Numerous applications of micro-electromechanical (MEMS) inertial sensors require a high-performance ASIC interface. Existing interface techniques are not fully satisfactory in various respects.
For example, in feedback (e.g., force-feedback) systems where a drive loop is present, an excitation signal is needed for detection of capacitance variations in both a sense loop and a drive loop. The excitation signal should not affect the actuation applied, for example, to a proof mass (or proof masses) of the MEMS sensor. However, since the excitation signal is applied to the proof mass, and since actuation capacitors share the same proof mass with the detection capacitors, therefore the excitation signal affects the actuation signal content and dynamic range.
Another issue relates to undesired coupling that can occur between the actuation stream of one channel and detection paths of the same channel, or even different channels (e.g., sense mode to sense mode coupling or sense mode to drive mode coupling, etc.). Such coupling can distort the signal and result in severe degradation in the performance of the detection front-end circuits. This effect is exaggerated in sense mode, as the combined effect of parasitic capacitance and process mismatch is on the order of the detection capacitance variation.

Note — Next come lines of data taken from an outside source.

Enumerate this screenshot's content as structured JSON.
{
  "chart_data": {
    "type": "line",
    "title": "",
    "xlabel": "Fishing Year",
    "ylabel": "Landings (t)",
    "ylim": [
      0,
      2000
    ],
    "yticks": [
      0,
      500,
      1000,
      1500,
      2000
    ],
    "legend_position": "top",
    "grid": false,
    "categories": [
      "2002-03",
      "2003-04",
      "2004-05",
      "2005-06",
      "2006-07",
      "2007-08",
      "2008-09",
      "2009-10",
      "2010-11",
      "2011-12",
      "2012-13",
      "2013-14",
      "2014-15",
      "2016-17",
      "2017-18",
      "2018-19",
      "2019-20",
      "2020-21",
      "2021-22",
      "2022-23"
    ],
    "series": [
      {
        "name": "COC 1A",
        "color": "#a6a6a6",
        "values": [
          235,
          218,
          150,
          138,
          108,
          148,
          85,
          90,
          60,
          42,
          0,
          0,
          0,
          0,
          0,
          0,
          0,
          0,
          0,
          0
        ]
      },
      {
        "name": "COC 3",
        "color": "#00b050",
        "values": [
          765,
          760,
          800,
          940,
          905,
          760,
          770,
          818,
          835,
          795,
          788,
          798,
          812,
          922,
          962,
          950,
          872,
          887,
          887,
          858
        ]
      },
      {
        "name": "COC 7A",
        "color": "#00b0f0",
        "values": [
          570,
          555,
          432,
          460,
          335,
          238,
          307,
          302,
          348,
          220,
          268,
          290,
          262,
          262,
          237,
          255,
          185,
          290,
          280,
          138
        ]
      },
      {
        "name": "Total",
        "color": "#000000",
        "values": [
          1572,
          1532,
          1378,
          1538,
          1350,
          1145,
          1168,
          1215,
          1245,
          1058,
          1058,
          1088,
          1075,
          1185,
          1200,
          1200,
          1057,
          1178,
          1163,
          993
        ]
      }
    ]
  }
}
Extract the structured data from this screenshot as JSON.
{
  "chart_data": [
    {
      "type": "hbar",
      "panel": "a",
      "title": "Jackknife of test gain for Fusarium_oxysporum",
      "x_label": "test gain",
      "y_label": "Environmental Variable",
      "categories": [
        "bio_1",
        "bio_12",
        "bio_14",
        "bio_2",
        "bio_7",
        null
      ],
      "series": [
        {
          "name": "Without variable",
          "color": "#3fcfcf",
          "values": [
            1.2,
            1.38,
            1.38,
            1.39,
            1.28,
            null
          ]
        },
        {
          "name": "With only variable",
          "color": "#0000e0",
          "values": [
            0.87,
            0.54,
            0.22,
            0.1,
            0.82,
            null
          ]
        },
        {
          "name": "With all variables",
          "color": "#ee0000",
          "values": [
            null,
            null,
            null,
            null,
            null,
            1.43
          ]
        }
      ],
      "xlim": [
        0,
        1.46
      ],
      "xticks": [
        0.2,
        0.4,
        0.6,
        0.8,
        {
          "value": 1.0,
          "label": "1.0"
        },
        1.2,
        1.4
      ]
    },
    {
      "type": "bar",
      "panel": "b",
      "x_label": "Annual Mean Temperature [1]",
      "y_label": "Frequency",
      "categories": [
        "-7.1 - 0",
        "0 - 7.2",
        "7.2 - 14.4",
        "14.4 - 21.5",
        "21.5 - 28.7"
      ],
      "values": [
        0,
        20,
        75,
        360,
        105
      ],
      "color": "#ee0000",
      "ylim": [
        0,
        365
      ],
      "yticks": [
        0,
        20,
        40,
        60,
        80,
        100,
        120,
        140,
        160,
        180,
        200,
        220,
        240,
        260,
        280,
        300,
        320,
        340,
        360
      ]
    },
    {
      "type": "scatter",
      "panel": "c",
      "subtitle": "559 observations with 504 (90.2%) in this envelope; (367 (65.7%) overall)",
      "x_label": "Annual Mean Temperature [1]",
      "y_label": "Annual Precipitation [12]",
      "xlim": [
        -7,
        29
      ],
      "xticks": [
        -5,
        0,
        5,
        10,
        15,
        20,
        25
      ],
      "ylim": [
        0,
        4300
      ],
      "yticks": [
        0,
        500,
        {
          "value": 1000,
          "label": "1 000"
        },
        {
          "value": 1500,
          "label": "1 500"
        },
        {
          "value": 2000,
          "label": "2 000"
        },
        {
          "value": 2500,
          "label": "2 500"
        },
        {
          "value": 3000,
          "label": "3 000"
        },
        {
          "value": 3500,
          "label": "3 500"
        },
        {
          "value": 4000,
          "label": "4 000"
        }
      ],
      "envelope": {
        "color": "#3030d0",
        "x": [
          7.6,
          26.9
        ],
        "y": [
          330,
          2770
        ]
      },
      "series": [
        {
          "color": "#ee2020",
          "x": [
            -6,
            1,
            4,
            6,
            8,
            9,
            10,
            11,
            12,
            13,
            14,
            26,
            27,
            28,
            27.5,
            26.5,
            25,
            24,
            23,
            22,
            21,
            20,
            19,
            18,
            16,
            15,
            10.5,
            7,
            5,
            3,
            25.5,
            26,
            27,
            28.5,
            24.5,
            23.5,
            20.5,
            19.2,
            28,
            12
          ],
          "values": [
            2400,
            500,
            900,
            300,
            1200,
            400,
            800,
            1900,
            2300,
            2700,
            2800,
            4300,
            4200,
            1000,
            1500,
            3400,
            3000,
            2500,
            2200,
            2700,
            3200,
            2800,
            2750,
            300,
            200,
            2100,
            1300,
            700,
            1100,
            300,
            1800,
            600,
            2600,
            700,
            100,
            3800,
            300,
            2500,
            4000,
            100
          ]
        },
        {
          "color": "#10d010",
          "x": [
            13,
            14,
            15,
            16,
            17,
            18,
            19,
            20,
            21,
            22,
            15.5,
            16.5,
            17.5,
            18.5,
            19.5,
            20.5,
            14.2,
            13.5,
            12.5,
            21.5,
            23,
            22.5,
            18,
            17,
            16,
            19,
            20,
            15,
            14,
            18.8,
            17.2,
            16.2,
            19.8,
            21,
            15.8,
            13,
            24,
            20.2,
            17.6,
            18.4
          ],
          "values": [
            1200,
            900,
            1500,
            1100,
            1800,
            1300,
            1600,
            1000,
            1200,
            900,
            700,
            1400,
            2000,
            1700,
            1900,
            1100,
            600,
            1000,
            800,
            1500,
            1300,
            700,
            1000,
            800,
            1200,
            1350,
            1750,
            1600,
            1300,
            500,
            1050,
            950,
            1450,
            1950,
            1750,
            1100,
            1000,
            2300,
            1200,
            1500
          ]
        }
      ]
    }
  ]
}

Several solutions have been proposed to solve this coupling issue. Some solutions depend on frequency separation between actuation and detection (which works only in the case of coupling between different channels); other solutions depend on estimating the coupling transfer function and compensating this effect in later stages (in digital domain signal processing or—at the cost of increased complexity—in the analog domain). Other proposals have included decreasing the actuation signal level (at the expense of reduced actuation dynamic range), or manual trimming to compensate for the mismatches.
In feedback (e.g., force-feedback) systems where a drive loop is present, a sense signal may contain a desired sensor input signal AM-modulated at the frequency of a drive signal. Hence, to demodulate the bit stream to get the original signal, the drive and the sense signals are multiplied using a multiplier to obtain a demodulated output signal. To get the demodulated signal to have the lowest possible DC component, accurate phase adjustment between SNS and DRV bit streams may be required. Various approaches to achieving this phase adjustment typically entail power and/or area penalties.
Hence, an improved interface for interfacing to MEMS inertial sensors is desired.